Classic Computer Magazine Archive COMPUTE! ISSUE 57 / FEBRUARY 1985 / PAGE 121


Jim Butterfieild Associate Editor

Part 2

In Part 1, we discussed a multiplication such as:

(X)      1 1 0 1 0
(y)          1 0 1
         1 1 0 1 0
       0 0 0 0 0
     1 1 0 1 0    
(z)1 0 0 0 0 0 1 0

    We indicated that the logic might most usefully work this way:
  1. Set the product area (z) to zero.
  2. Examine the highest bit of the multiplier (y).
  3. If the bit is 1, add the multiplicand (x) into the product (z).
  4. If the multiplier (y) has no more bits, quit.
  5. Shift the product (z) left one bit.
  6. Examine the next highest bit of the multiplier, and go to step 3.
    Thus, we start with 11010, shift left to get 110100, add nothing, shift left to get 1101000, add 11010 to give 10000010, then quit. Answer: 10000010, or hex 82, or decimal 130.

Working Another Shift
That's not hard to do, but we have one more trick in our bag. Notice that the product is shifted left. We could test the bits of the multiplier (y) if we shifted it left, too. The highest bits would pop into the carry flag as we shifted, and we could test each bit with a BCC or BCS as it goes by.
    Now-and this is the neat part-if we need to shift both the product and the multiplier left, maybe we could put them together and shift them as one large collection of bits. We can see this best graphically:

  00000101 00000000
Multiplier Product

    We'll shift these two as if they were one value. Whenever a bit hits the carry flag, we'll add 11010 (our multiplicand) into the product area. Nothing much will happen at first, since as we shift the two-byte group left, zeros will move into the carry and we won't add a thing. After five shifts, we have:

10100000 00000000

    We still have nothing in our carry flag. But one more long shift, and the high bit will move into the carry:

C 01000000 00000000

    Good! Add the multiplicand into the product, area (using a full two-byte addition), and we'll get:

01000000 00011010

    The next two left-shifts yield the following values:

      10000000 00110100
and C 00000000 01101000

    Aha! The carry bit has been hit again, so we add 11010 into the product area to get:

00000000 10000010

    That's our answer! Correct in both bytes! We know to stop at this point because if we count the shifts we find that we've done eight-exactly the number of bits in the multiplier.

Taking A Bigger Byte
The elegant thing about this kind of multiplication is that the answer is correct over several bytes. For example, if you multiply a one-byte number by another one-byte number, the product may be up to two bytes in length. Our previous example was a simple one: 5 times 26 gives 130, which still fits into one byte. But if we try, say, 48 times 40, we'll need a two-byte area for the answer. Without special comment, let's do it using the same method:

  00101000 00000000
  01010000 00000000
  10100000 00000000
C 01000000 00110000
  10000000 01100000
C 00000000 11110000
  00000001 11100000
  00000011 11000000
  00000111 10000000

    Answer: hex 780, or decimal 1920. Correct in both bytes.
    Let's write the code to multiply a number in the A register with one in the X register and place the result in address $0380 (low) and $0381 (high). We'll use $0382 as storage for the multiplicand.

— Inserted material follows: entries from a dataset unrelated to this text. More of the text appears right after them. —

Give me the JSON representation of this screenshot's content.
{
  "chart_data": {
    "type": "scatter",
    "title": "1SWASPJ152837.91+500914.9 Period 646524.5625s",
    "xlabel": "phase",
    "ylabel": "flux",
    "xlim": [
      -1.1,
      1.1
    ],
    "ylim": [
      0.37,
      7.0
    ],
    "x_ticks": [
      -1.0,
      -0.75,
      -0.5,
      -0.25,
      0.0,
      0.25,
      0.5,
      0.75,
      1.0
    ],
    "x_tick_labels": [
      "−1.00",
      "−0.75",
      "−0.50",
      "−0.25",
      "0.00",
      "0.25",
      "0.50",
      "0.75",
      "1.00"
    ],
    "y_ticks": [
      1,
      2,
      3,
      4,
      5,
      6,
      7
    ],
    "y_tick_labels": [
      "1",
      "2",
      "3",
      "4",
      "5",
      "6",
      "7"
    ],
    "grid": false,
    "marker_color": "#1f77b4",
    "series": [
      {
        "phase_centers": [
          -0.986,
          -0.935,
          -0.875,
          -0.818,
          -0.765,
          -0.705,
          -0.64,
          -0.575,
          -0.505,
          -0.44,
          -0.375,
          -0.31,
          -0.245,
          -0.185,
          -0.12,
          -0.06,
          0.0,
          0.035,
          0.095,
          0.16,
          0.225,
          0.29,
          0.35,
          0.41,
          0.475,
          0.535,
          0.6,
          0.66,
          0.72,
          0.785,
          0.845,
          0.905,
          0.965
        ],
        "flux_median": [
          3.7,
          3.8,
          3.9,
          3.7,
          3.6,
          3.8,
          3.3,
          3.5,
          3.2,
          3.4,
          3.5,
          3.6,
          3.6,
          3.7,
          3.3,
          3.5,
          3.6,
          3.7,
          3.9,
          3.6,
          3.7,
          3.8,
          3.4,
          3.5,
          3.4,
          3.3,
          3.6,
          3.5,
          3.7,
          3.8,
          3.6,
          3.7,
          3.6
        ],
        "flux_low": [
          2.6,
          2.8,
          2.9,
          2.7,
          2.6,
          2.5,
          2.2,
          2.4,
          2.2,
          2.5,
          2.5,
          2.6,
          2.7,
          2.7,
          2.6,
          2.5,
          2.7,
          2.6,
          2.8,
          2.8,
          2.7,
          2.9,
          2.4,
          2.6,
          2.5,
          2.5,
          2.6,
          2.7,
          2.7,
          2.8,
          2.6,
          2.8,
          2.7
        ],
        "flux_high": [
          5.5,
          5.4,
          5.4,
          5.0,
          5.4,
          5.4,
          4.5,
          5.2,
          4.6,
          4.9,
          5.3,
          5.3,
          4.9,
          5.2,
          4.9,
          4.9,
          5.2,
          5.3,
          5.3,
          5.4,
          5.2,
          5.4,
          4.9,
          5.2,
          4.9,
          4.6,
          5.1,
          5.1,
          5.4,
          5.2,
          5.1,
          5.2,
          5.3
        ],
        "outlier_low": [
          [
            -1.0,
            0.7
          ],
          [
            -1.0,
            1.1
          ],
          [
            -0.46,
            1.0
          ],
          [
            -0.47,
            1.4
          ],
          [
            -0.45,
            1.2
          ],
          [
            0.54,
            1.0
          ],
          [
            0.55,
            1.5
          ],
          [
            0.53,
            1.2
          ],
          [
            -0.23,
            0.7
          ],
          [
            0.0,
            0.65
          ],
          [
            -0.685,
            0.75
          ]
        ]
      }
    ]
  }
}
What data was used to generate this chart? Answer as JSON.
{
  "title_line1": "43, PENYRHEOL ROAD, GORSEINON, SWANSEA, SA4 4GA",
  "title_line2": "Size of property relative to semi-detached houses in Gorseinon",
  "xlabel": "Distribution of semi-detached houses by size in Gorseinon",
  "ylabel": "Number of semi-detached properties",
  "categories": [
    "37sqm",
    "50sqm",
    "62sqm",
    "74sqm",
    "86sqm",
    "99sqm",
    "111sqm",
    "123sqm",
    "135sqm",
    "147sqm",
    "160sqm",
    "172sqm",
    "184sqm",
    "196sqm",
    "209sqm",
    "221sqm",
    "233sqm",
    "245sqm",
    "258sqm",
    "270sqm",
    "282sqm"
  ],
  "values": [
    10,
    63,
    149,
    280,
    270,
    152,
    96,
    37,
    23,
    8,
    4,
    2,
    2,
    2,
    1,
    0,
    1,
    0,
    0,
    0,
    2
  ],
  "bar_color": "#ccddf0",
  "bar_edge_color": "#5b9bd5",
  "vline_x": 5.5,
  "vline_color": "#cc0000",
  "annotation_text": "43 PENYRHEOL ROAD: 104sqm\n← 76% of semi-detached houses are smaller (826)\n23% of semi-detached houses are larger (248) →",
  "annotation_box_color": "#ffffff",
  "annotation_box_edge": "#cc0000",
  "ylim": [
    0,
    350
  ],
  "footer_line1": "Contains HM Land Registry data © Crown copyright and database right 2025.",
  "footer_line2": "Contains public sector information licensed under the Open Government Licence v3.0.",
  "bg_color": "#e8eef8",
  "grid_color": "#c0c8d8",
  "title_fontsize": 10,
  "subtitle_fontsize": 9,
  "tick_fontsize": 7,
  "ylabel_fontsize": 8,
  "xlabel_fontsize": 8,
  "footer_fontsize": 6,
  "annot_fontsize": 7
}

       STX  $0382  ;multiplicand
       STA  $0381  ;multiplier
       LDA  #$00
       STA  $0380  ;zero to product
       LDX  #$08   ;number of bits
NXBIT  ASL  $0380
       ROL  $0381
       BCC  NOADD
       LDA  $0381
       ADC  $0382
       STA  $0381
       LDA  $0380
       ADC  #$00
       STA  $0380
       BNE  NXBIT

    It's elegant, it's efficient, and it easily extends to a greater number of bytes for the multiplier and multiplicand.